Embodying Modernization: Representations of Fat Women in Modern Greek Culture

Sofia Apostolidou | University of Amsterdam | Embodying Modernization: Representations of Fat Women in Modern Greek Culture | Supervisors: Mireille Rosello, Murat Aydemir & Jules Sturm | 2015-2019

In my MA thesis I explored the relationship between biopolitics, disability studies and posthumanism, using fatness as my concept. Employing Michel Foucault and his theory on the homo economicus as the ideal neoliberal subject I analysed the fat subject, as an irrational, irresponsible and immoral subject, and thus a failed economical subject, condemnable in its entirety. Focusing on the aspect of morality, I bridged into posthumanism and the concept of prosthesis, demonstrating the ways in which, within current biomedical and technological advancements, the criticism directed towards the fat subject is directly transferable to any subject. Using criticism that Disability Studies scholars such a Sarah S. Jain and Vivian Sobchack have on posthumanism, I demonstrated the ways in which within posthumanism, all subjects can be found as lacking, when compared to their potential, enhanced posthuman version.
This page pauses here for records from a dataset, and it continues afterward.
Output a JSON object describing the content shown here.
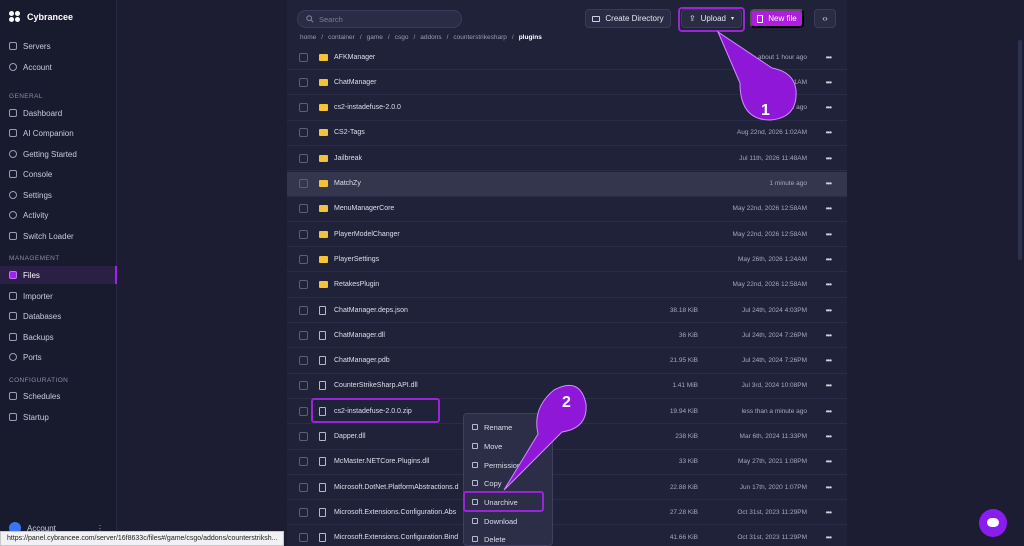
{
  "brand": {
    "name": "Cybrancee"
  },
  "nav": {
    "top": [
      {
        "label": "Servers"
      },
      {
        "label": "Account"
      }
    ],
    "section_general": "GENERAL",
    "general": [
      {
        "label": "Dashboard"
      },
      {
        "label": "AI Companion"
      },
      {
        "label": "Getting Started"
      },
      {
        "label": "Console"
      },
      {
        "label": "Settings"
      },
      {
        "label": "Activity"
      },
      {
        "label": "Switch Loader"
      }
    ],
    "section_management": "MANAGEMENT",
    "management": [
      {
        "label": "Files",
        "active": true
      },
      {
        "label": "Importer"
      },
      {
        "label": "Databases"
      },
      {
        "label": "Backups"
      },
      {
        "label": "Ports"
      }
    ],
    "section_configuration": "CONFIGURATION",
    "configuration": [
      {
        "label": "Schedules"
      },
      {
        "label": "Startup"
      }
    ],
    "account_label": "Account"
  },
  "toolbar": {
    "search_placeholder": "Search",
    "create_directory": "Create Directory",
    "upload": "Upload",
    "new_file": "New file"
  },
  "breadcrumb": [
    "home",
    "/",
    "container",
    "/",
    "game",
    "/",
    "csgo",
    "/",
    "addons",
    "/",
    "counterstrikesharp",
    "/"
  ],
  "breadcrumb_current": "plugins",
  "files": [
    {
      "name": "AFKManager",
      "type": "folder",
      "size": "",
      "date": "about 1 hour ago"
    },
    {
      "name": "ChatManager",
      "type": "folder",
      "size": "",
      "date": "2026 1:31AM"
    },
    {
      "name": "cs2-instadefuse-2.0.0",
      "type": "folder",
      "size": "",
      "date": "e ago"
    },
    {
      "name": "CS2-Tags",
      "type": "folder",
      "size": "",
      "date": "Aug 22nd, 2026 1:02AM"
    },
    {
      "name": "Jailbreak",
      "type": "folder",
      "size": "",
      "date": "Jul 11th, 2026 11:48AM"
    },
    {
      "name": "MatchZy",
      "type": "folder",
      "size": "",
      "date": "1 minute ago"
    },
    {
      "name": "MenuManagerCore",
      "type": "folder",
      "size": "",
      "date": "May 22nd, 2026 12:58AM"
    },
    {
      "name": "PlayerModelChanger",
      "type": "folder",
      "size": "",
      "date": "May 22nd, 2026 12:58AM"
    },
    {
      "name": "PlayerSettings",
      "type": "folder",
      "size": "",
      "date": "May 26th, 2026 1:24AM"
    },
    {
      "name": "RetakesPlugin",
      "type": "folder",
      "size": "",
      "date": "May 22nd, 2026 12:58AM"
    },
    {
      "name": "ChatManager.deps.json",
      "type": "file",
      "size": "38.18 KiB",
      "date": "Jul 24th, 2024 4:03PM"
    },
    {
      "name": "ChatManager.dll",
      "type": "file",
      "size": "36 KiB",
      "date": "Jul 24th, 2024 7:26PM"
    },
    {
      "name": "ChatManager.pdb",
      "type": "file",
      "size": "21.95 KiB",
      "date": "Jul 24th, 2024 7:26PM"
    },
    {
      "name": "CounterStrikeSharp.API.dll",
      "type": "file",
      "size": "1.41 MiB",
      "date": "Jul 3rd, 2024 10:08PM"
    },
    {
      "name": "cs2-instadefuse-2.0.0.zip",
      "type": "file",
      "size": "19.94 KiB",
      "date": "less than a minute ago"
    },
    {
      "name": "Dapper.dll",
      "type": "file",
      "size": "238 KiB",
      "date": "Mar 6th, 2024 11:33PM"
    },
    {
      "name": "McMaster.NETCore.Plugins.dll",
      "type": "file",
      "size": "33 KiB",
      "date": "May 27th, 2021 1:08PM"
    },
    {
      "name": "Microsoft.DotNet.PlatformAbstractions.d",
      "type": "file",
      "size": "22.88 KiB",
      "date": "Jun 17th, 2020 1:07PM"
    },
    {
      "name": "Microsoft.Extensions.Configuration.Abs",
      "type": "file",
      "size": "27.28 KiB",
      "date": "Oct 31st, 2023 11:29PM"
    },
    {
      "name": "Microsoft.Extensions.Configuration.Bind",
      "type": "file",
      "size": "41.66 KiB",
      "date": "Oct 31st, 2023 11:29PM"
    }
  ],
  "context_menu": [
    {
      "label": "Rename",
      "icon": "rename-icon"
    },
    {
      "label": "Move",
      "icon": "move-icon"
    },
    {
      "label": "Permissions",
      "icon": "key-icon"
    },
    {
      "label": "Copy",
      "icon": "copy-icon"
    },
    {
      "label": "Unarchive",
      "icon": "unarchive-icon"
    },
    {
      "label": "Download",
      "icon": "download-icon"
    },
    {
      "label": "Delete",
      "icon": "trash-icon"
    }
  ],
  "annotations": {
    "step1": "1",
    "step2": "2"
  },
  "status_url": "https://panel.cybrancee.com/server/16f8633c/files#/game/csgo/addons/counterstriksh...",
  "colors": {
    "accent": "#b21ce0",
    "highlight": "#9b24d6",
    "folder": "#f4c23a"
  }
}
After tracing these biopolitical narratives within posthumanism, I attempted to reconceptualise the prosthetic metaphor into one that utilises current definitions while it incorporates the criticism it receives. Echoing Marilyn Wann’s definition of fatness as something that attaches itself to individuals, I conceptualised fatness as a prosthesis, naming this new concept the fat suit, where fatness is read as a prosthesis on an imagined thin body.